Quarterly Currency Market Forecast

A review of Sterling, Euro, US Dollar, Canadian Dollar Australian Dollar and New Zealand Dollar's recent performance. Plus expected ranges and key factors likely to affect their performance over the next 12 months

Published: 19 January 2022


The global recovery from the pandemic has been impressive, led by China, the US, UK and some developing economies. But the rebound hasn’t been without problems, as the global rebound in demand hasn’t been met with a similar increase in supply. Problems with the supply of materials and labour have led to a sharp increase in inflation. This has been a major headache for the central banks of major economies. They continue to suggest these increases will be temporary, but their conviction in this belief has waned as ‘temporary’ has dragged on. Some central banks have been more relaxed about inflation increases, such as the ECB, whilst others have already started raising rates as in New Zealand, whilst many more are laying the groundwork to do so.

Before we call an end to the pandemic, some countries are still struggling substantially with the latest wave of the Omicron variant, with cases in the US hitting new record levels. Across Asia, the cases have started rising very rapidly, though further shutdowns and disruptions to supply chains haven’t yet been put in place. This remains a significant risk at the start of 2022.

The increase in global economic activity of 5.7% in 2021 still leaves the economy slightly below 2019 levels. Many expect 2022 to be more challenging, with supply chain disruption likely to continue well into the year. Some of the inflation issues around energy and heavy industry may settle down. We expect global growth to slow to around 4% in 2022.

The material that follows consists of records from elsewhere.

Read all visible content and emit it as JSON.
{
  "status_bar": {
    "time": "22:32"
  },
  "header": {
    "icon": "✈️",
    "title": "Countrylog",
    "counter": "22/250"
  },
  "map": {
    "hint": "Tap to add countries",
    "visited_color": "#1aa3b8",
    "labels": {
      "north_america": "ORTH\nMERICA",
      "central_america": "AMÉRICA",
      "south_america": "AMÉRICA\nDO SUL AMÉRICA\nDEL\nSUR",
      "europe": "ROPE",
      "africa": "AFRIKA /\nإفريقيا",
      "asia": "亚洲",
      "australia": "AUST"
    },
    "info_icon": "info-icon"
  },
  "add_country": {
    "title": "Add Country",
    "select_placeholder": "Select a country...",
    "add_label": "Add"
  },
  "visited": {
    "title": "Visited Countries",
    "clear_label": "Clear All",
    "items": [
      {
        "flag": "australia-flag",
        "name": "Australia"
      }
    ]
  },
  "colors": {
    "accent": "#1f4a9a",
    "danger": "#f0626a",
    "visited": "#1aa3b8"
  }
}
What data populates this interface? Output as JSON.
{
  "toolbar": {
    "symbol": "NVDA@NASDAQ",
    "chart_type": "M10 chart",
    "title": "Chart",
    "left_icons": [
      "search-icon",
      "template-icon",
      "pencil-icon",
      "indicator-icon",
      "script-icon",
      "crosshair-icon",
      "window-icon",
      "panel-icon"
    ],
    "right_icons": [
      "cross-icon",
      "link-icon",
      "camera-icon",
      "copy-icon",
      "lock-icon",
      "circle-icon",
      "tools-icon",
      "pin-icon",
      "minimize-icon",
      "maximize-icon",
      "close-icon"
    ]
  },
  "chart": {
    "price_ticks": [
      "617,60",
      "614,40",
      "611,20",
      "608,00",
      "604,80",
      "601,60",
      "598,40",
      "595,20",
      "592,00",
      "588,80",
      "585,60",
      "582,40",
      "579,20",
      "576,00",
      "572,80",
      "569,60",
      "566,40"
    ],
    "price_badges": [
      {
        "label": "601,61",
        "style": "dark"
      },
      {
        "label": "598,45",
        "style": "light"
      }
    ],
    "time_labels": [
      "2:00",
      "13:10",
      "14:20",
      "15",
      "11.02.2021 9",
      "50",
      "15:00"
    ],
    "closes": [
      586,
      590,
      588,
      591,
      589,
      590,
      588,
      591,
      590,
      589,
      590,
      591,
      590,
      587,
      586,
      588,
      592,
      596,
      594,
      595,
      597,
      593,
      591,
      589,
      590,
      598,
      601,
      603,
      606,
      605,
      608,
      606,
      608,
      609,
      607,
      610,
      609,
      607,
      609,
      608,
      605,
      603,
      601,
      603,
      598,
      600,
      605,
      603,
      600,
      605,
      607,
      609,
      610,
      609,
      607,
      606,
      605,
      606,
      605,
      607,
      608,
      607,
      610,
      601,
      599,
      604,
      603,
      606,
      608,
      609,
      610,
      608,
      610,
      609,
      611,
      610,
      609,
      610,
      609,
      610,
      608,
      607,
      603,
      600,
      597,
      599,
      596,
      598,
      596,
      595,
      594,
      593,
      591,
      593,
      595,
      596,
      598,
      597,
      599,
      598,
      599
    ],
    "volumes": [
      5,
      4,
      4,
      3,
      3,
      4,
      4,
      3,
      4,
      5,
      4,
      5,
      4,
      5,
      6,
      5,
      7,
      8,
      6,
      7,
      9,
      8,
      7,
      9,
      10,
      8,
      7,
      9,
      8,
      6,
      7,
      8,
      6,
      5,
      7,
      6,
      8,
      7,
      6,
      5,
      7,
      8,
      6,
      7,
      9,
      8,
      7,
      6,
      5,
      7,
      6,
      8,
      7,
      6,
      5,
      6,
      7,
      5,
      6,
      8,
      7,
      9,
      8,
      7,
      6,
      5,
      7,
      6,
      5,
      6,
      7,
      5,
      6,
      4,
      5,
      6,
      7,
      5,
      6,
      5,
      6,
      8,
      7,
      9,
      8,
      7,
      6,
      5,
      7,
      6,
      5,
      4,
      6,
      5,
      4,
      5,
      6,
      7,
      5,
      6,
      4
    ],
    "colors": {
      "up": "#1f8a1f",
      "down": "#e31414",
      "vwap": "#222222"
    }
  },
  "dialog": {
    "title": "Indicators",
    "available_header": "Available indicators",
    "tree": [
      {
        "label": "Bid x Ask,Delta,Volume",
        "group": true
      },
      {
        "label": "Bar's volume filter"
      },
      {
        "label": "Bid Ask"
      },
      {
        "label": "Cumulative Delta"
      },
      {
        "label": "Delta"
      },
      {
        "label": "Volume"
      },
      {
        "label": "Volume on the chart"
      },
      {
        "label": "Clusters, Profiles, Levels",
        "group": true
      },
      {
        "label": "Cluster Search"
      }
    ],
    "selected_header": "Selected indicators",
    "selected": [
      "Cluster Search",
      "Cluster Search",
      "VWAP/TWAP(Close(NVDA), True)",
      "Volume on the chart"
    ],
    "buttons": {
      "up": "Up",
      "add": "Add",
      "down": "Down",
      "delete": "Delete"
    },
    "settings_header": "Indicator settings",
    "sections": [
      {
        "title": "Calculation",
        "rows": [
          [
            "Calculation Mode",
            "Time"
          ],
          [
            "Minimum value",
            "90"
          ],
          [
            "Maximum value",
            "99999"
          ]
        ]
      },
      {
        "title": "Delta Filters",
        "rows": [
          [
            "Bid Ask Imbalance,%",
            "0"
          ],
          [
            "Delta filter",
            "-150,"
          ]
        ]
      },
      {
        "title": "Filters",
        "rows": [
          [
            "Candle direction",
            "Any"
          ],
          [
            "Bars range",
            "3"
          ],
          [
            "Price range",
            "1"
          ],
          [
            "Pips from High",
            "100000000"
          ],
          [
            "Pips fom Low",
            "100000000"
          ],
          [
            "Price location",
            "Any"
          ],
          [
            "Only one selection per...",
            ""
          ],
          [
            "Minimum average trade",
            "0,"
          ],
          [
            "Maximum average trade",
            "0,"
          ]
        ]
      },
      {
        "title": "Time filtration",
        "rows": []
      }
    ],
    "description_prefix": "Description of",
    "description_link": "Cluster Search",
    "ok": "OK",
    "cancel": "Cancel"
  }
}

Greg Smith, in the latest podcast for the Business Perspectives Series,  discusses the key factors featured in this report. To listen to the podcast, click on the link below.


GBP | United Kingdom

Recent data shows that the UK economy regained its pre-pandemic size at the end of November. Supply disruptions, falling unemployment and rising inflation will continue to be themes for the year, with the rate hike by the Bank of England unlikely to be the last.

EUR | European Union

The European Union has had a tough winter so far with Covid restrictions as a result of the Omicron wave. The Economy finished the year strongly with expectations of a positive year, though the ECB may have to take some action on rapidly increasing inflation.

USD | United States

The US has been working on many fronts, internationally with Russia and China, and domestically with an increased fiscal spending plan. The economy has been growing strongly, prompting action from the Fed, though masses of Covid cases may halt the recovery.

AUD | Australia

Australia has been trying to return to normal with reduced restrictions and higher vaccine rates. It hasn’t been plain sailing, with current Omicron cases at record levels. The economy has been making up ground, with inflation lower than most major economies.

NZD | New Zealand

New Zealand is now among a small number of countries with major travel restrictions in place and relatively low levels of Covid cases. With vaccinations now at high levels, there is a path to normalisation with the central bank raising rates as inflation picks up.

CAD | Canada

The increase in oil and commodity prices has benefitted the loonie somewhat. With the potential for further rises, we could see
further strength in the first part of the year, with inflation and interest rates likely to head higher.


Monetary Policy, Inflation (caused by employment and disruption) and Covid will be key themes for the year.

Should inflation be the catalyst for significant monetary tightening? Given the significant fall in global economic output in 2020 and a decade of undershooting inflation in most developed economies in the past decade, it shouldn’t be. What impact will rising rates have on supply disruptions and labour shortages?

The US has bounced back the quickest of the major developed nations and yet will be later in raising interest rates compared to the UK and New Zealand. This year is likely to be challenging for monetary and fiscal authorities. Growth is likely to slow to similar rates to those enjoyed pre-pandemic.

Covid is moving from pandemic to endemic, but we’re not there yet and this year is likely to be volatile again, with countries affected in different ways. Throw in a handful of geopolitical risk, with the ongoing sabre-rattling of Russia and China and there are plenty of potential sources of risk in the year ahead.